So, for me, the athletes that have hurt their children with sticks or switches or whatever, or have belittled or starved or burned or whatever- well, they deserve to go to prison. And their children should be taught it was not THEIR fault. They are little kids and grown ups are supposed to know better. If you can find me ONE child who behaved better after a spanking- who learned a lesson from it- I'll buy you a unicorn. Or a mermaid. Take your pick.
I went to the dentist (Dr I Can Make You Look Better and Poorer) today. She was nicer today but she still doesn't LISTEN. God. In the middle of me saying "I think this tooth is..." She starts BLABBING about what she thinks. You know, people who are taking vast amounts of your cash should at least allow you to say why you came there. Sigh. I survived.
Ryan and I went to lunch AND dinner. He looks a lot more relaxed. I'm sure he IS more relaxed.
I ordered an Orphan Black tee shirt. It just has the bar code with the patent number for the DNA of Cosima.

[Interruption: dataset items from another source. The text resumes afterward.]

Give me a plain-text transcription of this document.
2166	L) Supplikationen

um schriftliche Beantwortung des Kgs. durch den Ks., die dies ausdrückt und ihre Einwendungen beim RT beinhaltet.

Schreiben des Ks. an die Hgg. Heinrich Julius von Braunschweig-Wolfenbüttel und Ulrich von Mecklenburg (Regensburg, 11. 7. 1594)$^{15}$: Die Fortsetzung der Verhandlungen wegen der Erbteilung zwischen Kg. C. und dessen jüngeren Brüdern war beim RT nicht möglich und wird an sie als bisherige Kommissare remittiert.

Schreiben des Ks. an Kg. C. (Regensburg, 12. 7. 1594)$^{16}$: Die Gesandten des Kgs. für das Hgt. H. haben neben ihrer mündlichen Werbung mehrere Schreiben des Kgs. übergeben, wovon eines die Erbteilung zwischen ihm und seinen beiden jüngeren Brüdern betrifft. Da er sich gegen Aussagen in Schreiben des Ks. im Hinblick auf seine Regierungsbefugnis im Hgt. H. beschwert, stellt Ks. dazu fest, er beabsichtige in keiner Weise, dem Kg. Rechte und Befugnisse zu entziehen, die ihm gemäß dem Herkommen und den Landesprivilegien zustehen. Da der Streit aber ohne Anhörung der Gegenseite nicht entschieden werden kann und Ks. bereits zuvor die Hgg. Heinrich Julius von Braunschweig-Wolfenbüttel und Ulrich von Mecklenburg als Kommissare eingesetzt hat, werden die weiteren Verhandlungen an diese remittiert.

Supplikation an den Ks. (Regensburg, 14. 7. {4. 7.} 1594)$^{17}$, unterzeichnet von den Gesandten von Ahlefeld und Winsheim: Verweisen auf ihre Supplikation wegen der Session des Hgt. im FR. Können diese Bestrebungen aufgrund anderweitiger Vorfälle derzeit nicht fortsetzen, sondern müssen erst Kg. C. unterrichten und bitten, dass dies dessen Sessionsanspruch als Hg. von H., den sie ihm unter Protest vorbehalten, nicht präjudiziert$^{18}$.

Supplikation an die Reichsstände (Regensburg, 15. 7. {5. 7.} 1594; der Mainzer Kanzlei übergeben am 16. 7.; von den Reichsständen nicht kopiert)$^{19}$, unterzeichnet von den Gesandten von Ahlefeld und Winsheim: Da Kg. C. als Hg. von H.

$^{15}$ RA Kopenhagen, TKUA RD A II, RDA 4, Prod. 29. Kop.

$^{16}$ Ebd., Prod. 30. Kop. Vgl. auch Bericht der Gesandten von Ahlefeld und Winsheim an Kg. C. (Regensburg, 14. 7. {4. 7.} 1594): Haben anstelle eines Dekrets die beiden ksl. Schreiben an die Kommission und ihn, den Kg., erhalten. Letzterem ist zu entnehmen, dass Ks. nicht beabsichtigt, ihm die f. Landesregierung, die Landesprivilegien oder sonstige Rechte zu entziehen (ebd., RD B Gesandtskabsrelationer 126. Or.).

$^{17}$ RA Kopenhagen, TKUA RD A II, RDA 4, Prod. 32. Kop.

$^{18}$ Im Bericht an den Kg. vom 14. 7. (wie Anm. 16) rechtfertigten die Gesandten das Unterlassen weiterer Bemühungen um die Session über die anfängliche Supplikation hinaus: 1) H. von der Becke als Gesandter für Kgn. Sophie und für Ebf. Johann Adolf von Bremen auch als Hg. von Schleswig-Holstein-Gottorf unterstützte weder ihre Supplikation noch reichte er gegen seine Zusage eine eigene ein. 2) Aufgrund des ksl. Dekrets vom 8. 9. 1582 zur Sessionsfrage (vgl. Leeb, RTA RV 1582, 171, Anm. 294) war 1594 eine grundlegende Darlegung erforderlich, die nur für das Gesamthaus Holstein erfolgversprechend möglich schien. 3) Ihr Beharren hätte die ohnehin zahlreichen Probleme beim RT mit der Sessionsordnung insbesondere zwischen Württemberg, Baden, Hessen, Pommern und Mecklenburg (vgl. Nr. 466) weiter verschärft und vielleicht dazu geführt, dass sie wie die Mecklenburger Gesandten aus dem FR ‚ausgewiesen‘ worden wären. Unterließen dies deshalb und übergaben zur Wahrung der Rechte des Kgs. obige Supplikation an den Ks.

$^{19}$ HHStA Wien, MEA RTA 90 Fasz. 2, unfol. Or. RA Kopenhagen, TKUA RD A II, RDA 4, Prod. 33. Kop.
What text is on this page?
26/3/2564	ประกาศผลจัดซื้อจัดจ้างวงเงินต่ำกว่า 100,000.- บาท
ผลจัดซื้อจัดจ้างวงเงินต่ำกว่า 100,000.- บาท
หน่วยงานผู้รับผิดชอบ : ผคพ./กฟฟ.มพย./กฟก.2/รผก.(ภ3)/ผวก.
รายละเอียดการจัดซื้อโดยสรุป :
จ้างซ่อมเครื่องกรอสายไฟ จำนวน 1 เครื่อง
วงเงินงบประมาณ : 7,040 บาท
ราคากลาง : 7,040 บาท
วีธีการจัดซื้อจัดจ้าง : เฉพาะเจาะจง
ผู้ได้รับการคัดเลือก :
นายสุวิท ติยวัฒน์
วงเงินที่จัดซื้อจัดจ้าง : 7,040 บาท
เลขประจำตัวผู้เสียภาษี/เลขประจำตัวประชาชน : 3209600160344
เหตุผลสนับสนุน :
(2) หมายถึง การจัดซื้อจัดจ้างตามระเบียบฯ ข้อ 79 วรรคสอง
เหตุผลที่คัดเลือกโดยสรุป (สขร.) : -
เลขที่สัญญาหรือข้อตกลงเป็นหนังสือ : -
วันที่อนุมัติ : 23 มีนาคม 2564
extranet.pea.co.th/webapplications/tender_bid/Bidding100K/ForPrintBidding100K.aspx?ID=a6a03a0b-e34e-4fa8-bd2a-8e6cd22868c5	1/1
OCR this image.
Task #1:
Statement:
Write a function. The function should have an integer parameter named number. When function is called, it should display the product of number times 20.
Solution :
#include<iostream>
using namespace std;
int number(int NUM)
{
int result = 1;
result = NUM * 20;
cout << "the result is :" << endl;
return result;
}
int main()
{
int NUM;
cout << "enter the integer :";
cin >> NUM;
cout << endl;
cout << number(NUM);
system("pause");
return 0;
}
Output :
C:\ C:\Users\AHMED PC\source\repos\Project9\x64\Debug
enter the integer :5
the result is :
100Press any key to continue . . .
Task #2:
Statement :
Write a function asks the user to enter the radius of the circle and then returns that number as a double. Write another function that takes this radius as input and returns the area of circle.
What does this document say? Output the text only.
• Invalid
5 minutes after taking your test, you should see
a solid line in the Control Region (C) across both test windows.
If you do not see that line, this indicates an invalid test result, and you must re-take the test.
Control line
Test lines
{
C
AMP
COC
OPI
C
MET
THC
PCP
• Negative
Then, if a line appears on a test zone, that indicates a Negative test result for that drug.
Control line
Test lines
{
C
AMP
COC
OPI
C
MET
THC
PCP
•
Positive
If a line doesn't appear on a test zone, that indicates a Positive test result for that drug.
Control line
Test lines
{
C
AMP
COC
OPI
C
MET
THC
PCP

That sentence will mean NOTHING to you if you don't watch Orphan Black.
The salvia hot lips has grown 12 inches this past week. I guess it is just the last gasp. The little hummingbirds better get the message. No more food here after the next few weeks are over.
Here's Ryan looking all rested up at lunch:
Here's a question: If Scotland does split off, will you move there? Think hard. They'll have to do something to get a lot of money into their coffers other than taxation. So that will have to be jobs obtained by luring American businesses over. Let's go!